Since the author’s first arrival on our screens with 1965’s The Spy Who Came in from the Cold, every decade has seen a steady trickle of John Le Carré’s work into cinema and across television screens, which has of late turned into a cascade.
In just the last five years we’ve seen Tomas Alfredson’s Tinker, Tailor, Soldier, Spy; Anton Corbjin’s A Most Wanted Man; and most recently a six-part TV adaptation of The Night Manager starring Tom Hiddleston. Judging by this recent spate of adaptations, enthusiasm for the author, now in the 84th year of his life, has never been greater.
Our kind of debauchery
This week sees the release of Our Kind of Traitor, which is adapted from Le Carré’s 2010 novel by Hossein Amini (Drive) and directed by Susanna White (Nanny McPhee and The Big Bang).
Ewan McGregor plays Perry, a university poetry professor holidaying with his barrister wife (Harris – given far too little to do here) in Marrakech. We learn that, following a rare extra-marital digression with one of his students, Perry is seeking to mend his fractured relationship.
Despite this, the mild mannered professor is persuaded away from his wife for an evening of debauchery and tennis by intimidating mobster Dima (Skarsgaard). Dima is a disenfranchised money launderer for the Russian mob looking to blow the whistle on corrupt ministers in the Russian and UK governments in exchange for his family’s asylum. Recognising Perry as ‘an honourable man’, he enlists his help to pass on documents detailing secret money trails to the British Secret Service.
Not our kind of Bond
Despite the topical matter of exposing the dodgy banking practices of politicians and corporations, there’s a decidedly throwback vibe to the classic era of British spies, with Damian Lewis, as MI6 operative Hector, sporting a beige raincoat and thick-rimmed spectacles, simultaneously recalling Alec Guinness in the original BBC adaptation of Tinker Tailor Soldier Spy and Michael Caine’s iconic turn in The Ipcress File.

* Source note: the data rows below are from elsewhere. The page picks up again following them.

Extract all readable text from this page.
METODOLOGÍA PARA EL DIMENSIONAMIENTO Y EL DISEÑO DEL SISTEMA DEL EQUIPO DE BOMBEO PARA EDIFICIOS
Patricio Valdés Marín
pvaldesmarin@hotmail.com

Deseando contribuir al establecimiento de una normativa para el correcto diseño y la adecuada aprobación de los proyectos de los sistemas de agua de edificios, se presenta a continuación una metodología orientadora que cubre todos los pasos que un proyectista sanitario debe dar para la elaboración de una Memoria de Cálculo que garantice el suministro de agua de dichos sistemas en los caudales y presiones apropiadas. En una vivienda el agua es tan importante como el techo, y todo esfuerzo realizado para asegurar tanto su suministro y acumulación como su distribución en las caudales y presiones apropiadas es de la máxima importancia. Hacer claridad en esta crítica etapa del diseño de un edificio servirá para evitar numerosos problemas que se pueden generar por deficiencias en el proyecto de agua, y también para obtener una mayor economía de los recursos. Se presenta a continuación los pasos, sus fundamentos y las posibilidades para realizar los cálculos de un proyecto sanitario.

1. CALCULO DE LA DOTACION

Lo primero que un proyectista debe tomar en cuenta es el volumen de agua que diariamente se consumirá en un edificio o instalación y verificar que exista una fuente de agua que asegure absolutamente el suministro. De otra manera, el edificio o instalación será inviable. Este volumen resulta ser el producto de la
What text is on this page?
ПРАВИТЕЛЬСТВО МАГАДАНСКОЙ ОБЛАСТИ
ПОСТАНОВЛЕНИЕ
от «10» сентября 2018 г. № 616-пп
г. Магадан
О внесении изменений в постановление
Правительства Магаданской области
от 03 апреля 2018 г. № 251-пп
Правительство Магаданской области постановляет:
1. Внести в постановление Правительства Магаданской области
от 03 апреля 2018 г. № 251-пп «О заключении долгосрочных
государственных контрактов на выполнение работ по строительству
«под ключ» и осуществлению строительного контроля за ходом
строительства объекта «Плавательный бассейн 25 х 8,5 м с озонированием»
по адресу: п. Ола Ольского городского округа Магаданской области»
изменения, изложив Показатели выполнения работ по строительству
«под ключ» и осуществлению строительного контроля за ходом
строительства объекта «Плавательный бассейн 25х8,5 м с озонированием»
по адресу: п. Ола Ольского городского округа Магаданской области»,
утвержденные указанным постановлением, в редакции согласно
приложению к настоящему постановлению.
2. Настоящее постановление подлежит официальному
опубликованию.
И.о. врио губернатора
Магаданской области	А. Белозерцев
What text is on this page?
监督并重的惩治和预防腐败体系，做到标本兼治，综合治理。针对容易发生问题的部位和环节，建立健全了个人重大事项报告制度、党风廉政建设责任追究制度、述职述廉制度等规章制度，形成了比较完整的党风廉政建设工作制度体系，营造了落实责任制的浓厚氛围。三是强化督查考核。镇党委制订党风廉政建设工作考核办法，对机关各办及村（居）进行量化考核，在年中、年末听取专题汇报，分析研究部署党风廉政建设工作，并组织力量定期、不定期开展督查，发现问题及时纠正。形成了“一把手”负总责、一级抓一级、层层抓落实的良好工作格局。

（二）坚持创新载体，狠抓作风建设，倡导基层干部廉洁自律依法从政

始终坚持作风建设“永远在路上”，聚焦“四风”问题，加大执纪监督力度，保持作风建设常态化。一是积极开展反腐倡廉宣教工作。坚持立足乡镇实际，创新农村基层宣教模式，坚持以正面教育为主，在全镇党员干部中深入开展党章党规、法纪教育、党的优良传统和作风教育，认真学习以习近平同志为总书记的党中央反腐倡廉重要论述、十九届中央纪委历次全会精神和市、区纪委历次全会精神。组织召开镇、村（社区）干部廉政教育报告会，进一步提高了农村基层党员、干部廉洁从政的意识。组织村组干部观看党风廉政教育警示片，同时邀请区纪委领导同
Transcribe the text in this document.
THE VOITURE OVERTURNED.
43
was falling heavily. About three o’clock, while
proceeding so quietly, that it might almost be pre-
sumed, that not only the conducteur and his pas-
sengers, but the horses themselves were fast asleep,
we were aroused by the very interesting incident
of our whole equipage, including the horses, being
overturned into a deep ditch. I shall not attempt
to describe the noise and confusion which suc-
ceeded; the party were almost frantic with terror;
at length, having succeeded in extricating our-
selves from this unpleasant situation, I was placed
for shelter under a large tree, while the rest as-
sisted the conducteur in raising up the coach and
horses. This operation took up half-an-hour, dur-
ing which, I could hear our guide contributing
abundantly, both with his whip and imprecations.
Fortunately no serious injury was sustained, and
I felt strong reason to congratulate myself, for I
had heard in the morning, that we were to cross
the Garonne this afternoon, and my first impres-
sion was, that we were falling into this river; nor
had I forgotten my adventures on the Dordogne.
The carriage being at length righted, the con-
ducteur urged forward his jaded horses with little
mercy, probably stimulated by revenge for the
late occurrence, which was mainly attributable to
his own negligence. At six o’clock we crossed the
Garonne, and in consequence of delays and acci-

Lewis is allowed a strong moment or two as he espouses his character’s legal and moral crusade for the discontinuation of laundered blood money flowing through London. Underused in cinema, Lewis proves well-suited to the role, even though he renders his rumoured 007 takeover less likely than a reboot of the Harry Palmer franchise.
As for the protagonist, what chemistry McGregor lacks with Naomi Harris is made up for by his scenes shared with Skarsgaard. Seemingly the only one aware that this workaday thriller needs seriously shaking up, Skarsgaard gives a giant, ballsy performance (literally, in both the tennis and testicular sense) that proves the perfect foil to McGregor’s bashful Brit. As he accuses Perry of being pussy-whipped, daring him to live a little, Skarsgaard’s Dima might have been addressing the production itself.
Our kind of television
Beyond the cast, there’s a sense here that the filmmakers’ ambitions outweighed their talent. The British crime genre has a tendency to adhere to certain conventions which, partially thanks to television’s monopoly of said genre, often tends to feel ‘by the numbers’ when upscaled to the big screen.
Lacking Hoyte Van Hoytema’s sumptuously atmospheric cinematography from Alfredson’s Tinker Tailor Soldier Spy, this Le Carré adaptation instead recalls the stilted dryness of Kenneth Branagh’s 2014 attempt to rejuvenate the Jack Ryan franchise: Jack Ryan: Shadow Recruit.
Fortunately, Our Kind of Traitor is less tedious than either of those films, but there’s no escaping that this mannered adaptation is better suited to Sunday night on the gogglebox than the big screen.